The Sensory War @Manchester Art Gallery

Review by Sacha Waldron | 04 Dec 2014

A real gem in the WW1 creative commemorations this year comes from The Sensory War, on show at Manchester Art Gallery until February 2015. This group exhibition focuses on military conflict and explores how artists have communicated these often horrific impacts on the body, mind, environment and human senses over the last 100 years. A lot of the work is difficult to take in; you want to look away but are somehow continually drawn back in. There is a reason to look and remember, yet a reason to look away. A significant number of works – and there is a lot to see here – are taken from Manchester City Art Gallery’s own collection. Former director Lawrence Haward started to collect war art just after his appointment in 1914 and until his retirement, remarkably, in 1945; a career spanning two world wars. 

The exhibition starts with an exploration of the transformative nature of war on society and on the types of new experiences both men and women were exposed to. A whole generation of young men were introduced to a thrilling new world of adventure; to travel, to fly. Eric Ravilious renders these experiences in blues and greens, capturing the lights of early morning and twilight – the shapes menacing, the mood not. These atmospheric watercolours are in the same style as his earlier 1930s renders of greenhouses, pot plants, country lanes. The only difference is that the moths of nature have now become the Tiger Moths of the war-time skies.

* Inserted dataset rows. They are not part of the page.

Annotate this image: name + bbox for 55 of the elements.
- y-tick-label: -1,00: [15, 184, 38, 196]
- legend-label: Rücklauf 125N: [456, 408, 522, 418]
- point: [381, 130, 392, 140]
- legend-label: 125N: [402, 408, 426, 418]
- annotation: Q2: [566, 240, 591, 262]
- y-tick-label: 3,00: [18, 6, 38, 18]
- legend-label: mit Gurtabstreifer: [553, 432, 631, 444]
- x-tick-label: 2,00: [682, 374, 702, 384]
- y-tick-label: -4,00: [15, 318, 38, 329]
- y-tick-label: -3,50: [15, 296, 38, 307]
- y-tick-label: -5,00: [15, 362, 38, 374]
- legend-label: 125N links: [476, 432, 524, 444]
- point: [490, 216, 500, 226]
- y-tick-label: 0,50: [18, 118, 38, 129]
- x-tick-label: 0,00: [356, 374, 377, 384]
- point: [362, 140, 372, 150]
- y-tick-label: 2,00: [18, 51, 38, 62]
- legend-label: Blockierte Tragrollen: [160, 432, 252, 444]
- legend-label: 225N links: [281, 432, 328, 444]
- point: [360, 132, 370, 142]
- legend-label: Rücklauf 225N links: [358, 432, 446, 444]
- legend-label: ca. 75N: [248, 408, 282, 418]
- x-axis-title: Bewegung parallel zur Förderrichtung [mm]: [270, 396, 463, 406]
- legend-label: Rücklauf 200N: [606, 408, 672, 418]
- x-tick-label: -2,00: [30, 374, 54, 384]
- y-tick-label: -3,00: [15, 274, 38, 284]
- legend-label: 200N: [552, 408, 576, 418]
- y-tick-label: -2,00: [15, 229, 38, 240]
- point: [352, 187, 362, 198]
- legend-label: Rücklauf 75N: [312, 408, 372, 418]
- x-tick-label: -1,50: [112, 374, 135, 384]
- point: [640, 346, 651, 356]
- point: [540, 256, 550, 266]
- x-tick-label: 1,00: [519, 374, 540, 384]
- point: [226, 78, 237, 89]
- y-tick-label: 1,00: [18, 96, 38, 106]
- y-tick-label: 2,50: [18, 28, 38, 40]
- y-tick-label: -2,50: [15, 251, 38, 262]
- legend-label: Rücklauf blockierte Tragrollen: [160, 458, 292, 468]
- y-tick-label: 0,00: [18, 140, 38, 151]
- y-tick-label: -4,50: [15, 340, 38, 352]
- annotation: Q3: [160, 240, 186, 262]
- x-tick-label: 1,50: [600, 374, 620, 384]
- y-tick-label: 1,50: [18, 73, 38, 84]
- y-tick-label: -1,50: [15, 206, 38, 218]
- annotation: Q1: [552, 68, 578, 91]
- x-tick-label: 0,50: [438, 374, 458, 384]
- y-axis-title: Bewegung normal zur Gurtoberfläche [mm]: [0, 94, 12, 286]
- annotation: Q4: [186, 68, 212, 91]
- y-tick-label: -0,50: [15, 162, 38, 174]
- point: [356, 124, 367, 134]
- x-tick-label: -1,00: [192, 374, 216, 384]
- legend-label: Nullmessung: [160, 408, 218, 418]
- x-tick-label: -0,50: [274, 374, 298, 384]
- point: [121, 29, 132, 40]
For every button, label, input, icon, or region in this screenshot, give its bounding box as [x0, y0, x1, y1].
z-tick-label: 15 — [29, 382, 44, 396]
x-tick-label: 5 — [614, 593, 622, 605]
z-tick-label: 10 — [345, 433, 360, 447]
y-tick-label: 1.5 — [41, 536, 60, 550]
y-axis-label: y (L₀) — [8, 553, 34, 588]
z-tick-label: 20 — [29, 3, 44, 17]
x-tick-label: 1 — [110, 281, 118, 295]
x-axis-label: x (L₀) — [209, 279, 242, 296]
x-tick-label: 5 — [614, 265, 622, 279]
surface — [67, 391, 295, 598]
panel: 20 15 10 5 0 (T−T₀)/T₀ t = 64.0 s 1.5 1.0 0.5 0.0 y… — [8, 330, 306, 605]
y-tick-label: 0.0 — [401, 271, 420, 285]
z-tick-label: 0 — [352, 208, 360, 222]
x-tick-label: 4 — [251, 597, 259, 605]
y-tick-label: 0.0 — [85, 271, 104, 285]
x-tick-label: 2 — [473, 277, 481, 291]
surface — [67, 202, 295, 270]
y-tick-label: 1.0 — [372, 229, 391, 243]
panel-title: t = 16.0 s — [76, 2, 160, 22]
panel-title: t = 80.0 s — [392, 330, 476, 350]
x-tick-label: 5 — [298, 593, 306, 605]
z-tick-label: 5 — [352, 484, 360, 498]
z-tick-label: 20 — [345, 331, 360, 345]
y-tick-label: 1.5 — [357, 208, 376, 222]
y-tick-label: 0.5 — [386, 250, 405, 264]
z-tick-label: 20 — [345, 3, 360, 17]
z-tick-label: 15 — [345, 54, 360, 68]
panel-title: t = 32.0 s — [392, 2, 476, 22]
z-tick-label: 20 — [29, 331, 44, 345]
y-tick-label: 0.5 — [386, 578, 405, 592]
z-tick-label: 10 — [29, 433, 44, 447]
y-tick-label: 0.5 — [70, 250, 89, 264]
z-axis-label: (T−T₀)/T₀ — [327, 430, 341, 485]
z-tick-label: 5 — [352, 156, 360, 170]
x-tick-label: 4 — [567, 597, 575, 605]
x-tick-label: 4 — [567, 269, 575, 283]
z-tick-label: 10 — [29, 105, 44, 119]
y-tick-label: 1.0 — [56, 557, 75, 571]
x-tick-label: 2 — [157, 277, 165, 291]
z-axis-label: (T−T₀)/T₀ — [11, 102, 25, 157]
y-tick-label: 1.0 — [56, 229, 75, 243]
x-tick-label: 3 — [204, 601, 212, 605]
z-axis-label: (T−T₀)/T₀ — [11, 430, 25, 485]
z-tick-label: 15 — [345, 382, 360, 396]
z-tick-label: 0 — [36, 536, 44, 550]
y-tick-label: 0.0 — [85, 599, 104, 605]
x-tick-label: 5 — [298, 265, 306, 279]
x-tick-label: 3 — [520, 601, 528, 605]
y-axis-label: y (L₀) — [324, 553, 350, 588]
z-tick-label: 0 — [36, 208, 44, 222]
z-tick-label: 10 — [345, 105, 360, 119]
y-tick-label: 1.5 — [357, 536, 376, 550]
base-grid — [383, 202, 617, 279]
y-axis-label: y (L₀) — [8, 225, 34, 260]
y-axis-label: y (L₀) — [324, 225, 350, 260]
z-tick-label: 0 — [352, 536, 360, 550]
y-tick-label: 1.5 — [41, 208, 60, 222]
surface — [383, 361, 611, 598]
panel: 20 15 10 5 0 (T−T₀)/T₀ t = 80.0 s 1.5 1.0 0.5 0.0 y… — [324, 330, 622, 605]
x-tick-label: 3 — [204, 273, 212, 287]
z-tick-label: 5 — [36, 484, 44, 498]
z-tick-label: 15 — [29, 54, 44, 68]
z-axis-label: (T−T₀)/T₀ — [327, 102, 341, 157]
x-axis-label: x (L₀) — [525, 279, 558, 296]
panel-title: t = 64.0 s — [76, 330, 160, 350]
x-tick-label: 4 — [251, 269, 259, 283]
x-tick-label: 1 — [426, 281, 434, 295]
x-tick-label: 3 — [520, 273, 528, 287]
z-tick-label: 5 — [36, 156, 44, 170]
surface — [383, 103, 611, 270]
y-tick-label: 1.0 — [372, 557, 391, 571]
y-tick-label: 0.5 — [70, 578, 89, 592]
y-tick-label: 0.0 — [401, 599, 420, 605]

Though most of the work comprises painting and drawing, photography takes up much of the middle section of the show. A key image comes from the iconic Marine Wedding series by Nina Berman. Here we see Marine Sgt. Tyler Ziegel, who had been seriously injured by a suicide bomber in Iraq, losing most of his facial features, standing beside his wife on their wedding day. Both of their expressions are inscrutable, albeit for different reasons. We learn from the panel that Ziegel and his wife divorced soon after this image was taken and Tyler later died from alcohol and heroin poisoning.

Striking works, being shown for the first time in the UK, come from the ‘hibakusha,’ a name which refers to the survivors of the atomic bomb dropped on Hiroshima. The word literally translates as ‘exploded-affected people’ and these works were made in the 1970s. Blank ash landscapes populated by the – now sparse – lights of houses are shown against a backdrop of menacing red and black mountains in Lights blinking on in the atomic desert, from Gisaku Tanaka. Elsewhere, ragged people, their features just shapes and ideas, are shown caught among mauve swirls of poison. In a way a photograph can never achieve, these drawings provoke the imagination to imagine every burn, every sickness, confusion and future memory of the bomb.